Heat is a multifaceted problem with complex exposure pathways, and our research implicates housing as a critical determinant of heat vulnerability and health. On the basis of our findings, and given that climate change is not a “future problem” anymore, we believe that short-term policies to mitigate citizens’ indoor exposure to heat are imperative and propose the following to policymakers and stakeholders.

  1. Heat vulnerability indices used by governments to identify the most vulnerable populations in a city must include housing characteristics in addition to well-known demographic indicators of vulnerability.

  2. There should be policies in place to improve the passive survivability of the housing stock. For new constructions, this can be achieved by including mandates in energy codes. For existing buildings, a short-term solution is to promote climate-specific interventions through incentives and public government programs (similar to many existing energy efficiency programs).
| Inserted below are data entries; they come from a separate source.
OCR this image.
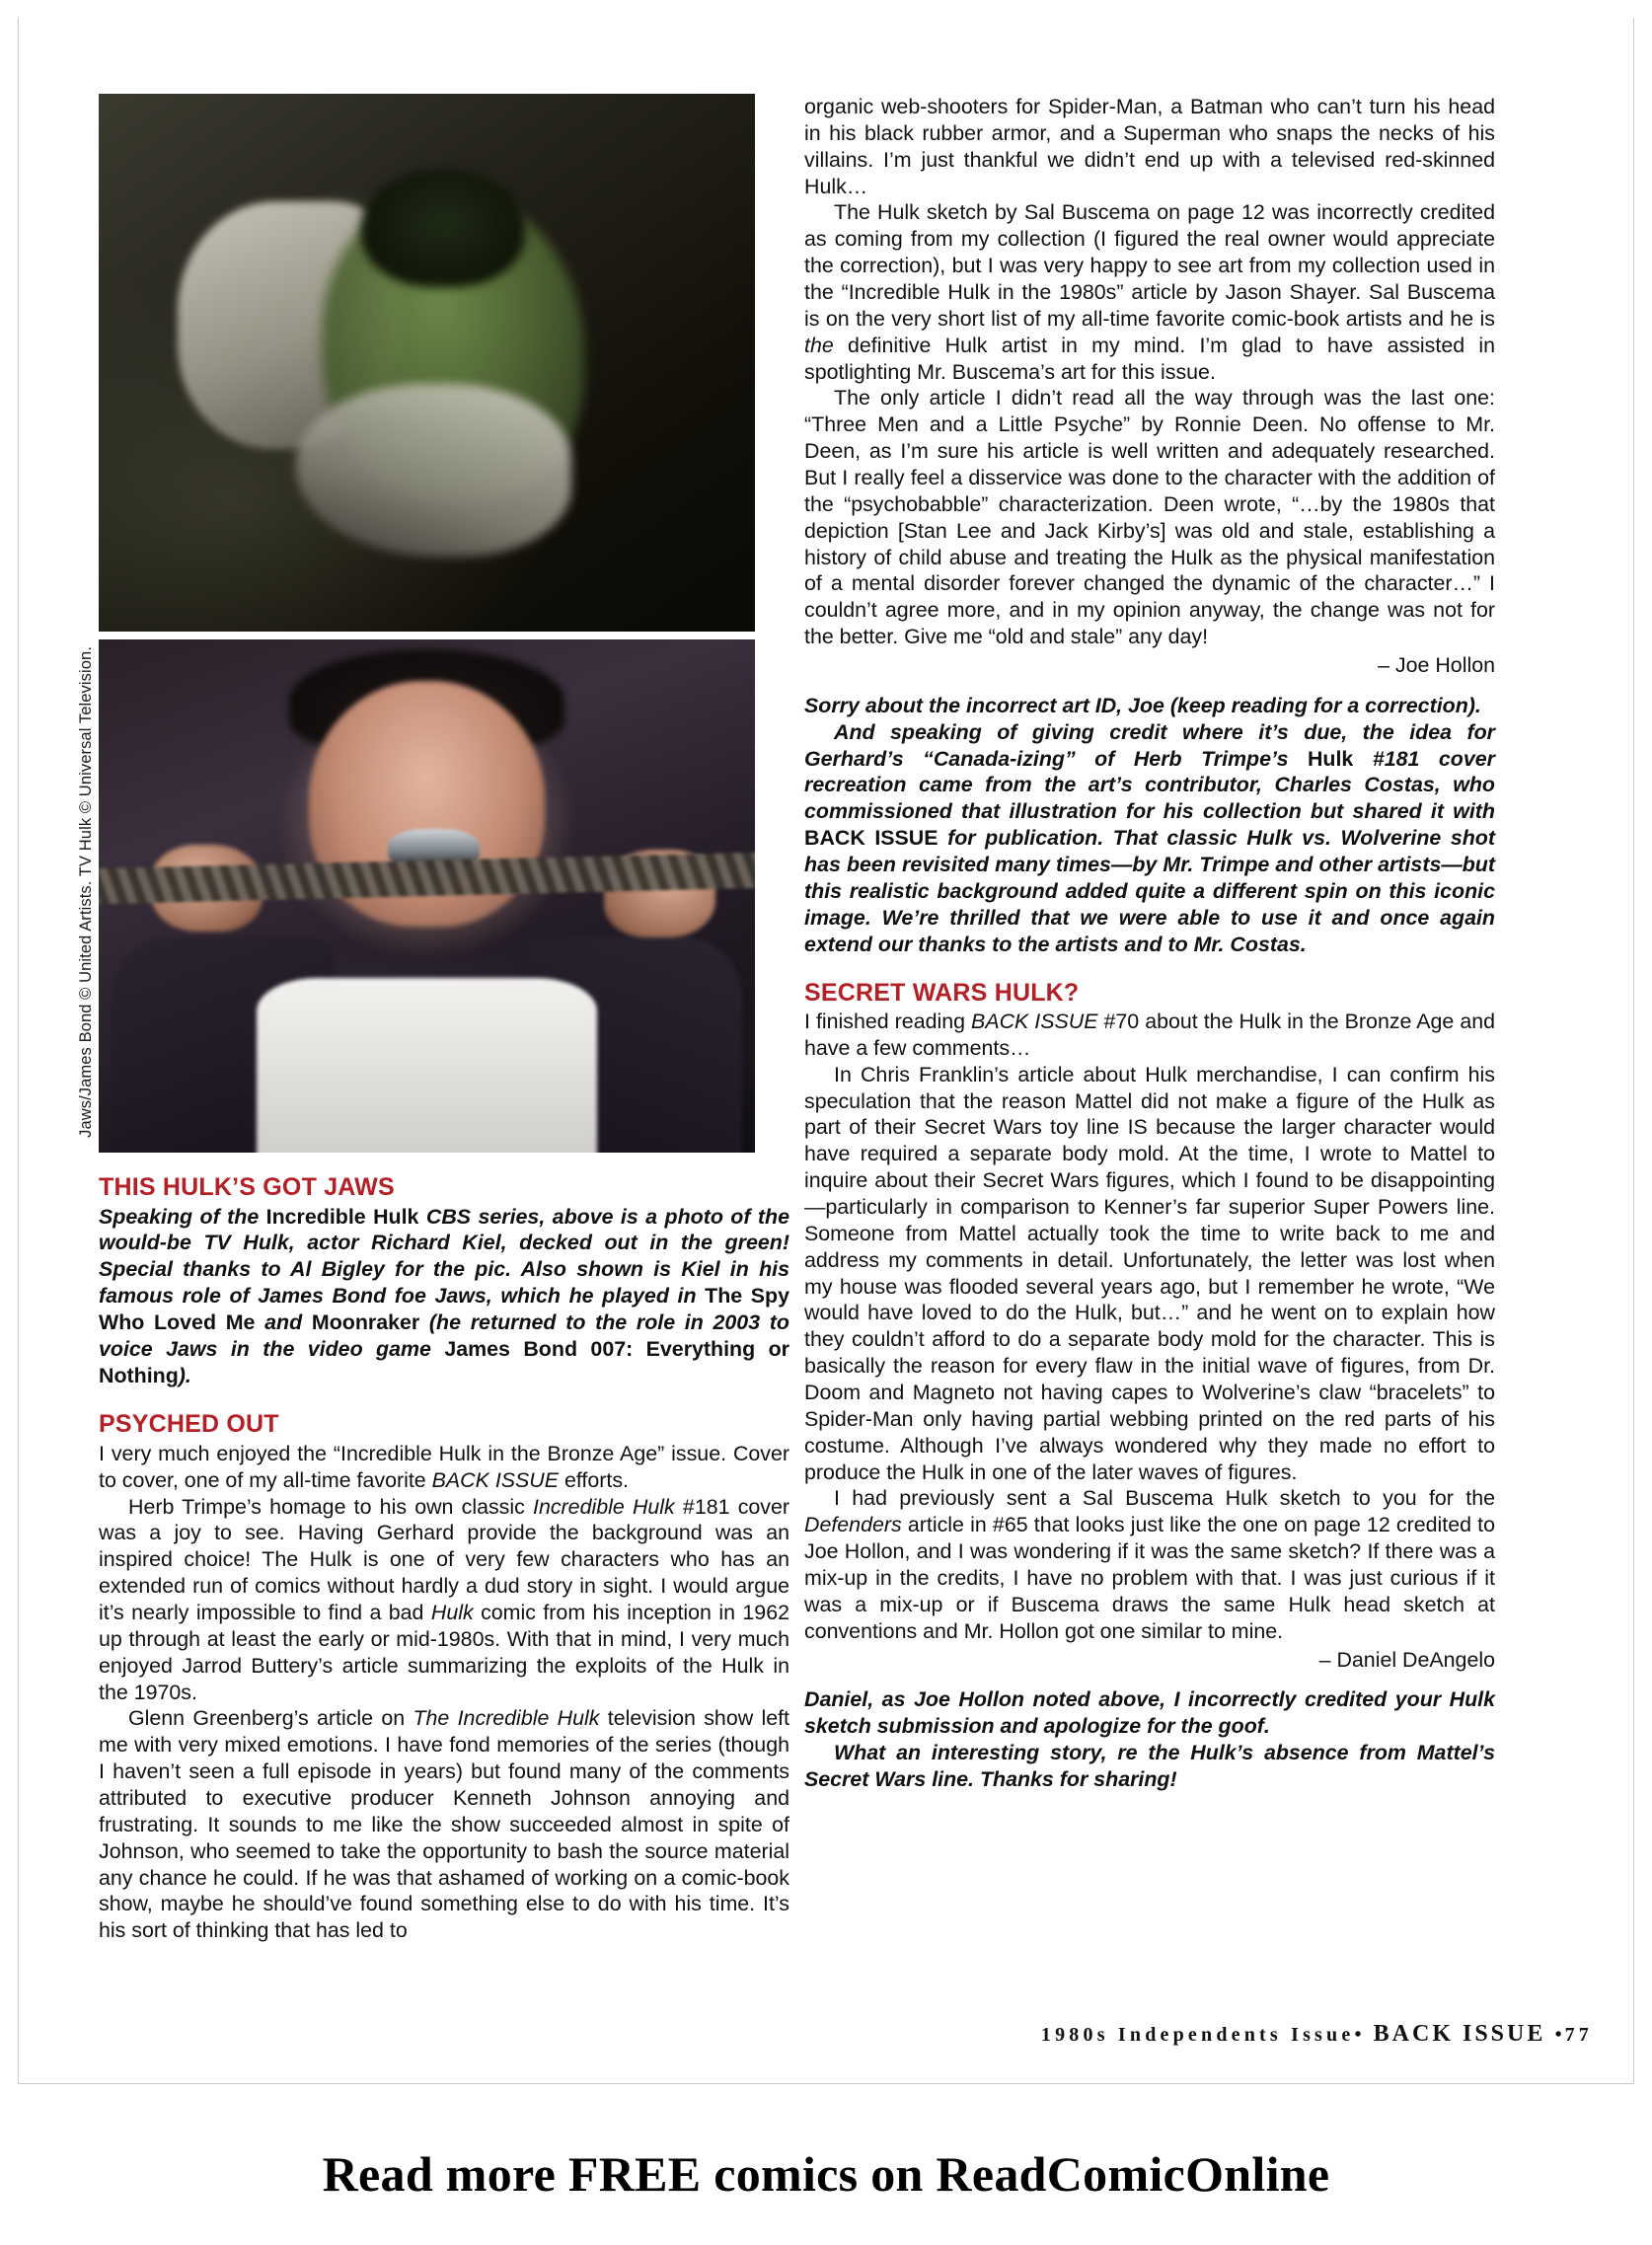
THIS HULK’S GOT JAWS

Speaking of the Incredible Hulk CBS series, above is a photo of the would-be TV Hulk, actor Richard Kiel, decked out in the green! Special thanks to Al Bigley for the pic. Also shown is Kiel in his famous role of James Bond foe Jaws, which he played in The Spy Who Loved Me and Moonraker (he returned to the role in 2003 to voice Jaws in the video game James Bond 007: Everything or Nothing).

PSYCHED OUT

I very much enjoyed the “Incredible Hulk in the Bronze Age” issue. Cover to cover, one of my all-time favorite BACK ISSUE efforts.

Herb Trimpe’s homage to his own classic Incredible Hulk #181 cover was a joy to see. Having Gerhard provide the background was an inspired choice! The Hulk is one of very few characters who has an extended run of comics without hardly a dud story in sight. I would argue it’s nearly impossible to find a bad Hulk comic from his inception in 1962 up through at least the early or mid-1980s. With that in mind, I very much enjoyed Jarrod Buttery’s article summarizing the exploits of the Hulk in the 1970s.

Glenn Greenberg’s article on The Incredible Hulk television show left me with very mixed emotions. I have fond memories of the series (though I haven’t seen a full episode in years) but found many of the comments attributed to executive producer Kenneth Johnson annoying and frustrating. It sounds to me like the show succeeded almost in spite of Johnson, who seemed to take the opportunity to bash the source material any chance he could. If he was that ashamed of working on a comic-book show, maybe he should’ve found something else to do with his time. It’s his sort of thinking that has led to

Jaws/James Bond © United Artists. TV Hulk © Universal Television.

organic web-shooters for Spider-Man, a Batman who can’t turn his head in his black rubber armor, and a Superman who snaps the necks of his villains. I’m just thankful we didn’t end up with a televised red-skinned Hulk…

The Hulk sketch by Sal Buscema on page 12 was incorrectly credited as coming from my collection (I figured the real owner would appreciate the correction), but I was very happy to see art from my collection used in the “Incredible Hulk in the 1980s” article by Jason Shayer. Sal Buscema is on the very short list of my all-time favorite comic-book artists and he is the definitive Hulk artist in my mind. I’m glad to have assisted in spotlighting Mr. Buscema’s art for this issue.

The only article I didn’t read all the way through was the last one: “Three Men and a Little Psyche” by Ronnie Deen. No offense to Mr. Deen, as I’m sure his article is well written and adequately researched. But I really feel a disservice was done to the character with the addition of the “psychobabble” characterization. Deen wrote, “…by the 1980s that depiction [Stan Lee and Jack Kirby’s] was old and stale, establishing a history of child abuse and treating the Hulk as the physical manifestation of a mental disorder forever changed the dynamic of the character…” I couldn’t agree more, and in my opinion anyway, the change was not for the better. Give me “old and stale” any day!

– Joe Hollon

Sorry about the incorrect art ID, Joe (keep reading for a correction).

And speaking of giving credit where it’s due, the idea for Gerhard’s “Canada-izing” of Herb Trimpe’s Hulk #181 cover recreation came from the art’s contributor, Charles Costas, who commissioned that illustration for his collection but shared it with BACK ISSUE for publication. That classic Hulk vs. Wolverine shot has been revisited many times—by Mr. Trimpe and other artists—but this realistic background added quite a different spin on this iconic image. We’re thrilled that we were able to use it and once again extend our thanks to the artists and to Mr. Costas.

SECRET WARS HULK?

I finished reading BACK ISSUE #70 about the Hulk in the Bronze Age and have a few comments…

In Chris Franklin’s article about Hulk merchandise, I can confirm his speculation that the reason Mattel did not make a figure of the Hulk as part of their Secret Wars toy line IS because the larger character would have required a separate body mold. At the time, I wrote to Mattel to inquire about their Secret Wars figures, which I found to be disappointing—particularly in comparison to Kenner’s far superior Super Powers line. Someone from Mattel actually took the time to write back to me and address my comments in detail. Unfortunately, the letter was lost when my house was flooded several years ago, but I remember he wrote, “We would have loved to do the Hulk, but…” and he went on to explain how they couldn’t afford to do a separate body mold for the character. This is basically the reason for every flaw in the initial wave of figures, from Dr. Doom and Magneto not having capes to Wolverine’s claw “bracelets” to Spider-Man only having partial webbing printed on the red parts of his costume. Although I’ve always wondered why they made no effort to produce the Hulk in one of the later waves of figures.

I had previously sent a Sal Buscema Hulk sketch to you for the Defenders article in #65 that looks just like the one on page 12 credited to Joe Hollon, and I was wondering if it was the same sketch? If there was a mix-up in the credits, I have no problem with that. I was just curious if it was a mix-up or if Buscema draws the same Hulk head sketch at conventions and Mr. Hollon got one similar to mine.

– Daniel DeAngelo

Daniel, as Joe Hollon noted above, I incorrectly credited your Hulk sketch submission and apologize for the goof.

What an interesting story, re the Hulk’s absence from Mattel’s Secret Wars line. Thanks for sharing!

1980s Independents Issue• BACK ISSUE •77
Read more FREE comics on ReadComicOnline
  3. There should be an emphasize on “passive” performance. Many cities expend considerable resources on utility assistant programs for low-income families. While we acknowledge the importance of such programs, we believe that they promote active cooling, which is vulnerable to infrastructure/technical failures. In contrast, helping citizens to improve passive performance of their homes (e.g., installing white reflective or shading the exterior of the building) results in a more resilient housing stock.

  4. Focusing on public housing is one of the most cost-effective strategies because they accommodate groups that are more vulnerable to heat. Moreover, compared with other types of construction projects, they are more feasible targets for top-down interventions.

  5. Cities need to develop response plans for large-scale power outages during heat waves. It is imperative that these plans include specific measures to address indoor exposure (e.g., providing care for people with mobility limitations).

  6. Utility companies need to be involved in the process on two fronts. There should be a mechanism in place to make sure that failure to pay the electricity bill does not result in a loss of power for an individual during hot weather. Moreover, during unavoidable summertime brownouts, given the importance of indoor exposure, neighborhoods with vulnerable populations and substandard housing should be prioritized.

Footnotes

3

We compared the percentiles with those based on outdoor Heat Index (a metric that also includes relative humidity) and noted that the ranking of days around the median and 90th percentile is very similar across the two sets.

4

However, they have a significant impact on energy demand of the AC system, which should not be overlooked.

Acknowledgment

This research was supported in part by Assistance Agreement No. 83575402 awarded by the U.S. Environmental Protection Agency. It has not been formally reviewed by the EPA. The views expressed in this document are solely those of the authors and do not necessarily reflect those of the Agency. EPA does not endorse any products or commercial services mentioned in this publication. Parts of the data presented here resulted from the PhD thesis work of the first author [86].